• 2010年11月20日登録記事

帝国劇場にて「モーツァルト!」17:15回観劇。
http://www.tohostage.com/mozart/

本日のキャストは、ヴォルフガング:山崎育三郎、男爵夫人:香寿たつき、アマデ:黒木璃七。
リーヴァイ氏&クンツェ氏の「エリザベート」コンビによるウィーンミュージカル、しかも潤色は小池修一郎と言うことで、「エリザベート」色を感じるところもありましたが、曲調はまったく違い、ややロック風なアレンジや軽いシーンなども多々あって驚きました。
解釈に悩むシーンがあったり、2幕の幕切れがやや呆気なかった印象でしたが、東宝でも屈指の実力キャストが揃って歌う素晴らしい楽曲の数々に大変楽しませて貰いました。
ヴォルフガングが一人だけジーンズ素材など現代的な洋服を着ていて驚きましたが、あれは時代を超えた天才性や孤独の演出なんだろうと解釈しました。
また、男爵夫人はヴォルフガングにとって導きの天使なのか悪魔なのか、劇中の役割が分からずむず痒かったのですが、途中で天から遣わされたアマデの現世での活動を支援する為の存在なのかな、と飛躍した想像に至りました。
ヴェーバー家族は不快だったけれど、実在した人々ですから仕方ないですね。

今日は終演後にトークショーがあり、山崎育三郎と吉野圭吾が登場してくれました。
終演後は魂が抜けてしまうらしく、また先輩に囲まれていることもあって口の重い山崎君を、アルコ役の武岡淳一が間を保たせながら進行してくれました。珍しい展開もあり、山崎君の可愛らしい人となりも知ることが出来てお得でした。
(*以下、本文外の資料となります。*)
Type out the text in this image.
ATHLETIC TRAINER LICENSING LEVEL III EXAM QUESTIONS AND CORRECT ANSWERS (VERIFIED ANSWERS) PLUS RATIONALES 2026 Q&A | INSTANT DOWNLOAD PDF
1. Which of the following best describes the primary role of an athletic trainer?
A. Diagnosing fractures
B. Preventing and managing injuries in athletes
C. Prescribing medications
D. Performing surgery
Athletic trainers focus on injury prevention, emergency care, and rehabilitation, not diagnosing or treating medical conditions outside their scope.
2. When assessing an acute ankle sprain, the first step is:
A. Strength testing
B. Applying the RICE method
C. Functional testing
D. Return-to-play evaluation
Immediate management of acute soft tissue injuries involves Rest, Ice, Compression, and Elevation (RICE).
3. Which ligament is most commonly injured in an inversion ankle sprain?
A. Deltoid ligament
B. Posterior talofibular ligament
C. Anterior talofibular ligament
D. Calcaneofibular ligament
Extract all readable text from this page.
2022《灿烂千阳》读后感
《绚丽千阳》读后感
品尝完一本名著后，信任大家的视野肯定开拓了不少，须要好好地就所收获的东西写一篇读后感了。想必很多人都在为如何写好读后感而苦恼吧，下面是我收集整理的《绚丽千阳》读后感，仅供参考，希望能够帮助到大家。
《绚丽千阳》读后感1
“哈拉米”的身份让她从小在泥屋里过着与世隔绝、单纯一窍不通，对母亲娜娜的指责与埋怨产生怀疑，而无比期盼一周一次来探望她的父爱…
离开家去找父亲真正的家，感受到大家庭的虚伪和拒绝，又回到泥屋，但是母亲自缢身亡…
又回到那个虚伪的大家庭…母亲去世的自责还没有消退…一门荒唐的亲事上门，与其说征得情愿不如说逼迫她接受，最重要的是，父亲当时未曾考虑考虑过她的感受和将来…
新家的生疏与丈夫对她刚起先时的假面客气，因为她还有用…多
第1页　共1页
以下、気になったキャストについて軽く触れておきます。
ヴォルフガング・モーツァルト@山崎育三郎
モーツァルトの人物像は全然知らなかったので、彼の演技が良いか悪いかは分からないのですが、体当たりで自然な演技をしていると感じました。「レクイエム」を書くシーンでは、どっと老け込んで蒼白になっているように観えました。入魂の演技だったと思います。
歌も充分な歌唱力でしたが、歌うときなどに首を竦めるような姿勢になることがあり、舞台人は姿勢第一だと思っているので少々気になりました。

コンスタンツェ@島袋寛子
SPEEDの後、ミュージカル女優として活動していることは知っていましたが、今まで観ることなく過ごしていたので、今回が初見です。
一幕では、さすがに磨かれた可愛さはあるものの、喉からの発声が気になって異質感を受けました。しかし二幕のソロ「ダンスはやめられない」でぐっと惹き込まれました。
キャラとしては、何を考えてるのか良く分からない複雑さがあって難役だと思います。

コロレド大司教@山口祐一郎
巨体と実力が大変な迫力と存在感を現していました。個人的には、トート役よりずっと好印象でした。
馬車のシーンは、自力で揺れたり用足しがあったりと面白かったし、ご本人も茶目っ気がある方らしいので楽しんでいるのかなと感じました。

レオポルト@市村正親
いぶし銀と言う感じの演技でした。ただ、四季らしい独特の歌唱が唸りに聞こえて、時々気になりました(山口祐一郎には感じなかったのですが……)。

ナンネール@高橋由美子
凄く小柄なので吃驚しました。最初のアマデ(ヴォルフガング子供時代)の姉役も、同一人物ですよね。結婚後に忍耐を重ねた顔付きに美しさを感じました。
でも一番驚いたのは、キャスト挨拶で上手から走ってきた時に判明した胸の大きさだったりするんですけど……!

エマヌエル・シカネーダー@吉野圭吾
ジャンプ後の滞空時間が長く、流石の身体能力でした。
役としては、「いつもの吉野圭吾」って感じがしたのですが、あんまり経歴や人となりを知ってる訳でもないのに何故でしょう。

ヴォルトシュテッテン男爵夫人@香寿たつき
「星から降る金」は透明なのに染み入るような歌声で、激しく揺さぶられました。クセのない声音で、先日の「ガラスの仮面」以来ファンです。
高い鬘を被った貴婦人たちが並んだ時、一際大きな鬘なのに小顔で一番美しいなと思ったのは贔屓目でしょうか。

アマデ@黒木璃七
プログラムを観るまで、女の子だとは気付きませんでした。
子役がこんなに出ずっ張りの舞台は初めて観ました。台詞は一切ないけれど、ほとんどのシーンに出てタイミングを計って動作せねばならず、大変な大役ですよね。拍手喝采を贈りたいです。